RogueMaster is a fork of the Unleashed firmware, which is quite similar to the original, but features a unique set of animations. Some of these animations are available for purchase through a Patreon subscription to the creator, RogueMaster.

The new features are similar to those in the Xtreme firmware, except that the BadUSB parameters are somewhat limited (there are no Bluetooth settings like in Xtreme). Additionally, this firmware is less stable compared to others we’ve reviewed. It had the highest crash rate in our tests.

The Application section here is essentially a massive list of tools. You can find various fuzzers for iButton, brute-forcers for RFID and Sub-GHz, as well as a CLI mode. However, I advise caution when using the command line—out of ten attempts I made, three caused the system to crash.

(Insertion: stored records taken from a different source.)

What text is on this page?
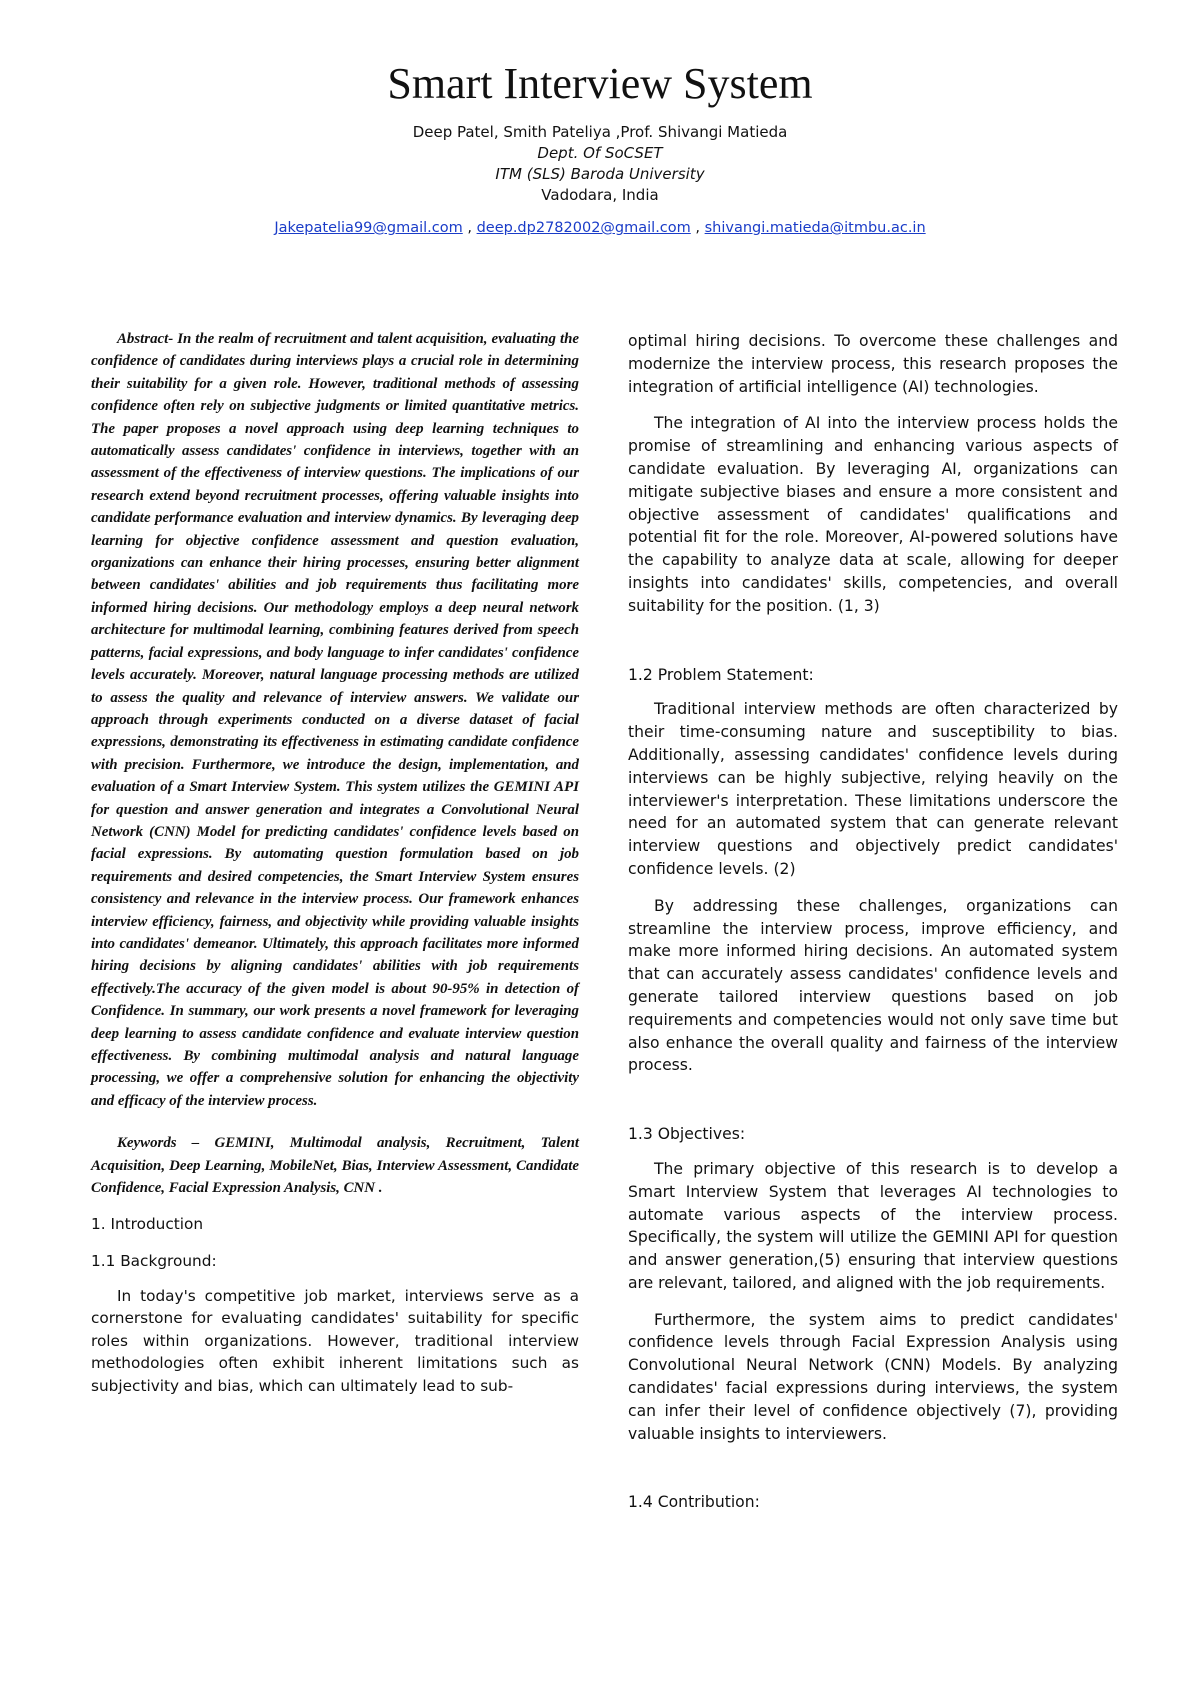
Smart Interview System
Deep Patel, Smith Pateliya ,Prof. Shivangi Matieda
Dept. Of SoCSET
ITM (SLS) Baroda University
Vadodara, India
Jakepatelia99@gmail.com , deep.dp2782002@gmail.com , shivangi.matieda@itmbu.ac.in

Abstract- In the realm of recruitment and talent acquisition, evaluating the confidence of candidates during interviews plays a crucial role in determining their suitability for a given role. However, traditional methods of assessing confidence often rely on subjective judgments or limited quantitative metrics. The paper proposes a novel approach using deep learning techniques to automatically assess candidates' confidence in interviews, together with an assessment of the effectiveness of interview questions. The implications of our research extend beyond recruitment processes, offering valuable insights into candidate performance evaluation and interview dynamics. By leveraging deep learning for objective confidence assessment and question evaluation, organizations can enhance their hiring processes, ensuring better alignment between candidates' abilities and job requirements thus facilitating more informed hiring decisions. Our methodology employs a deep neural network architecture for multimodal learning, combining features derived from speech patterns, facial expressions, and body language to infer candidates' confidence levels accurately. Moreover, natural language processing methods are utilized to assess the quality and relevance of interview answers. We validate our approach through experiments conducted on a diverse dataset of facial expressions, demonstrating its effectiveness in estimating candidate confidence with precision. Furthermore, we introduce the design, implementation, and evaluation of a Smart Interview System. This system utilizes the GEMINI API for question and answer generation and integrates a Convolutional Neural Network (CNN) Model for predicting candidates' confidence levels based on facial expressions. By automating question formulation based on job requirements and desired competencies, the Smart Interview System ensures consistency and relevance in the interview process. Our framework enhances interview efficiency, fairness, and objectivity while providing valuable insights into candidates' demeanor. Ultimately, this approach facilitates more informed hiring decisions by aligning candidates' abilities with job requirements effectively.The accuracy of the given model is about 90-95% in detection of Confidence. In summary, our work presents a novel framework for leveraging deep learning to assess candidate confidence and evaluate interview question effectiveness. By combining multimodal analysis and natural language processing, we offer a comprehensive solution for enhancing the objectivity and efficacy of the interview process.

Keywords – GEMINI, Multimodal analysis, Recruitment, Talent Acquisition, Deep Learning, MobileNet, Bias, Interview Assessment, Candidate Confidence, Facial Expression Analysis, CNN .

1. Introduction

1.1 Background:

In today's competitive job market, interviews serve as a cornerstone for evaluating candidates' suitability for specific roles within organizations. However, traditional interview methodologies often exhibit inherent limitations such as subjectivity and bias, which can ultimately lead to sub-

optimal hiring decisions. To overcome these challenges and modernize the interview process, this research proposes the integration of artificial intelligence (AI) technologies.

The integration of AI into the interview process holds the promise of streamlining and enhancing various aspects of candidate evaluation. By leveraging AI, organizations can mitigate subjective biases and ensure a more consistent and objective assessment of candidates' qualifications and potential fit for the role. Moreover, AI-powered solutions have the capability to analyze data at scale, allowing for deeper insights into candidates' skills, competencies, and overall suitability for the position. (1, 3)

1.2 Problem Statement:

Traditional interview methods are often characterized by their time-consuming nature and susceptibility to bias. Additionally, assessing candidates' confidence levels during interviews can be highly subjective, relying heavily on the interviewer's interpretation. These limitations underscore the need for an automated system that can generate relevant interview questions and objectively predict candidates' confidence levels. (2)

By addressing these challenges, organizations can streamline the interview process, improve efficiency, and make more informed hiring decisions. An automated system that can accurately assess candidates' confidence levels and generate tailored interview questions based on job requirements and competencies would not only save time but also enhance the overall quality and fairness of the interview process.

1.3 Objectives:

The primary objective of this research is to develop a Smart Interview System that leverages AI technologies to automate various aspects of the interview process. Specifically, the system will utilize the GEMINI API for question and answer generation,(5) ensuring that interview questions are relevant, tailored, and aligned with the job requirements.

Furthermore, the system aims to predict candidates' confidence levels through Facial Expression Analysis using Convolutional Neural Network (CNN) Models. By analyzing candidates' facial expressions during interviews, the system can infer their level of confidence objectively (7), providing valuable insights to interviewers.

1.4 Contribution:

Overall, support for FAP format applications is expected to be included in the main Flipper firmware soon. As a result, RogueMaster will mostly appeal to those who want to practice debugging and study source codes on their own. Alternatively, you might consider installing it if you’re eager to customize your Flipper Zero’s “passport” by changing not only the avatar but also the background.

Recommendations

After several months of testing and daily use of the Flipper Zero with custom firmware, we can offer some recommendations on choosing the right one for you. First and foremost, decide how you plan to use the device. If you truly intend to conduct advanced attacks (for entirely benign purposes or under a testing contract), then select firmware that provides the necessary features. If such capabilities are not required, there’s no need to compromise the device’s stability.

The best way to start exploring the optional features of the Flipper Zero is to install the extended Unleashed version or the official firmware that includes tools and modules relevant to your needs (many of which are already available in the official Flipper Zero repository).

If you’re into customization, your best options are Xtreme or RogueMaster. However, if stability and advanced features are more important to you, then Unleashed or Xtreme are the way to go. We’ve chosen these two because they are the most stable and practical systems. Throughout our testing and use, they never crashed or hung, unlike RogueMaster. They offer plenty of features, and with Xtreme’s menu-based firmware customization, there’s an added bonus.